One popular use for the leaves is to put them between the bed mattresses to get rid of, or prevent, flea infestations.

The wood is used as lumber in furniture making, especially highly figured specimens.

==== "Myrtlewood" money ====
"Myrtlewood" is the only wood still in use as a base "metal" for legal tender. During the 1933 "interregnum of despair" between Franklin Roosevelt's election and his inauguration, the only bank in the town of North Bend, Oregon—the First National—was forced to temporarily close its doors, precipitating a cash-flow crisis for the City of North Bend. The city solved this problem by minting its own currency, using myrtlewood discs printed on a newspaper press.

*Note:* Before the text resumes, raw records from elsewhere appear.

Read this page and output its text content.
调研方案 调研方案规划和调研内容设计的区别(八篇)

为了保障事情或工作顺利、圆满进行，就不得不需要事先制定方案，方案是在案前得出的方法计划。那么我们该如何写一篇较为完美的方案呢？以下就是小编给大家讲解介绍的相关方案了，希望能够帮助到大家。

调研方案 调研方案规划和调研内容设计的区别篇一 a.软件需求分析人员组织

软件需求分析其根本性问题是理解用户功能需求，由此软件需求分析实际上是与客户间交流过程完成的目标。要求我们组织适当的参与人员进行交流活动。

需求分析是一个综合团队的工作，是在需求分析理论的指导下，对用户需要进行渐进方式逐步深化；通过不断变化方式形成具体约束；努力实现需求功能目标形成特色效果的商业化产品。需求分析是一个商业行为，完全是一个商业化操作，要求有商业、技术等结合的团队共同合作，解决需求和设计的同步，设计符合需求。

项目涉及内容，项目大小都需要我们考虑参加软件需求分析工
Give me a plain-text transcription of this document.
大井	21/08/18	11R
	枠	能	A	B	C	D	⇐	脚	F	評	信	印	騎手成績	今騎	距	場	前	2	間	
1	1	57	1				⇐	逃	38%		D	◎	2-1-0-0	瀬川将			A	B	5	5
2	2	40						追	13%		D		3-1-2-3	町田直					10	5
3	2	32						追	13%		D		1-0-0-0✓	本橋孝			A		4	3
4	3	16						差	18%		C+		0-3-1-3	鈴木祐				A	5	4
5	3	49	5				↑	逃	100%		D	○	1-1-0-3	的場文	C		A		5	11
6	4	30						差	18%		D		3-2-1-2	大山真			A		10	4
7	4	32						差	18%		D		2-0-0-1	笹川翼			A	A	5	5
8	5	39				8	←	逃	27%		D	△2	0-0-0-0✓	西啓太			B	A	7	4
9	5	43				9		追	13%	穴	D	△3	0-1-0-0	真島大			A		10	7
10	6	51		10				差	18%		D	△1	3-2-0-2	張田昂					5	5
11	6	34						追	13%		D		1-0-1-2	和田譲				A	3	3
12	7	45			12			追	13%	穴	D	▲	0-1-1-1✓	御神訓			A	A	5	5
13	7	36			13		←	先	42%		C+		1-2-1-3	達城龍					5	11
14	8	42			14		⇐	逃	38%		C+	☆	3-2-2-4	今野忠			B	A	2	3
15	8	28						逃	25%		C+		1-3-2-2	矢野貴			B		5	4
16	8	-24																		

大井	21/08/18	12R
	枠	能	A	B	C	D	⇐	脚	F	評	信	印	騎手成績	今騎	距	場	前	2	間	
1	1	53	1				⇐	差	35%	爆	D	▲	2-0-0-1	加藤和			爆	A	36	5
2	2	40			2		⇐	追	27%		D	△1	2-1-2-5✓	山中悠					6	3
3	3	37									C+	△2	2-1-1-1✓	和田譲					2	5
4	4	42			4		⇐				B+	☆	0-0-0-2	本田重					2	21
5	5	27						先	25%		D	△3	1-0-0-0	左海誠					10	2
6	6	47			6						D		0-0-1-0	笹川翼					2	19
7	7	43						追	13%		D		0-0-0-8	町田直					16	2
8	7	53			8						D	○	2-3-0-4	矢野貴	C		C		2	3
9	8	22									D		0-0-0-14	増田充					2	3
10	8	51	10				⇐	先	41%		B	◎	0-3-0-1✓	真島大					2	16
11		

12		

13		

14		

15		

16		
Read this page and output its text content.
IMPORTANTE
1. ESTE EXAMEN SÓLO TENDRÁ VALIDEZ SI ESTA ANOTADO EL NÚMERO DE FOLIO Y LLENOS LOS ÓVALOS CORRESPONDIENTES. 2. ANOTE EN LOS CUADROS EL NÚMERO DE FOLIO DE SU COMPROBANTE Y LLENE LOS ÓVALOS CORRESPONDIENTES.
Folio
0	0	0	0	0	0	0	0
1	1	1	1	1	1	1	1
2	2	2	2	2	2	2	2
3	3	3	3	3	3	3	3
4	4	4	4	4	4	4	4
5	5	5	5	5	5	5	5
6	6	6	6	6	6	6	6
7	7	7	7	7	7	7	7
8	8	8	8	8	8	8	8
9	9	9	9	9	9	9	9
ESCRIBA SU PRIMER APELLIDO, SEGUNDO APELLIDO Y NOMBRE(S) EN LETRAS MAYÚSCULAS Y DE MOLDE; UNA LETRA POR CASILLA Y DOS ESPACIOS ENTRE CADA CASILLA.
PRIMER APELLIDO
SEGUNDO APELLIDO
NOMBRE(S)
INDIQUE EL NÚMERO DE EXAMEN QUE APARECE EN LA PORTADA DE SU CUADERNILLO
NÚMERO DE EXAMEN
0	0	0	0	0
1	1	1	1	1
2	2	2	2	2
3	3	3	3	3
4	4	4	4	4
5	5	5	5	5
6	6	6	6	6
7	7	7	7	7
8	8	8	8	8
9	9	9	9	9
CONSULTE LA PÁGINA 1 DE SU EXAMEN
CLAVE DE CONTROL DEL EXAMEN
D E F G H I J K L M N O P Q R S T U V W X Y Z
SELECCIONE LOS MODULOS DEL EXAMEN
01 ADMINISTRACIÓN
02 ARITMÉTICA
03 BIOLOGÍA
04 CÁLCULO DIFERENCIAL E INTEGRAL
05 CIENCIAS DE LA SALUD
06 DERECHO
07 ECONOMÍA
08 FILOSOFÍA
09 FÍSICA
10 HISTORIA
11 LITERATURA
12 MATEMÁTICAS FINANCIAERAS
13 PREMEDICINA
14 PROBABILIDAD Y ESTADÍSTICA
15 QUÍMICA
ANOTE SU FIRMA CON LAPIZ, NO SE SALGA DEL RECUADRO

These coins, in denominations from 25 cents to $10, were used to pay employees, with the city promising to redeem them for cash as soon as it became available.

However, when the bank reopened and the city appealed for people to bring their myrtlewood money in to redeem it, many opted to keep their tokens as collector's items. After several appeals, the city announced that the tokens would remain legal tender in the city of North Bend in perpetuity. The unredeemed tokens have become very valuable, because of scarcity and historical interest. Fewer than 10 full sets are believed to exist.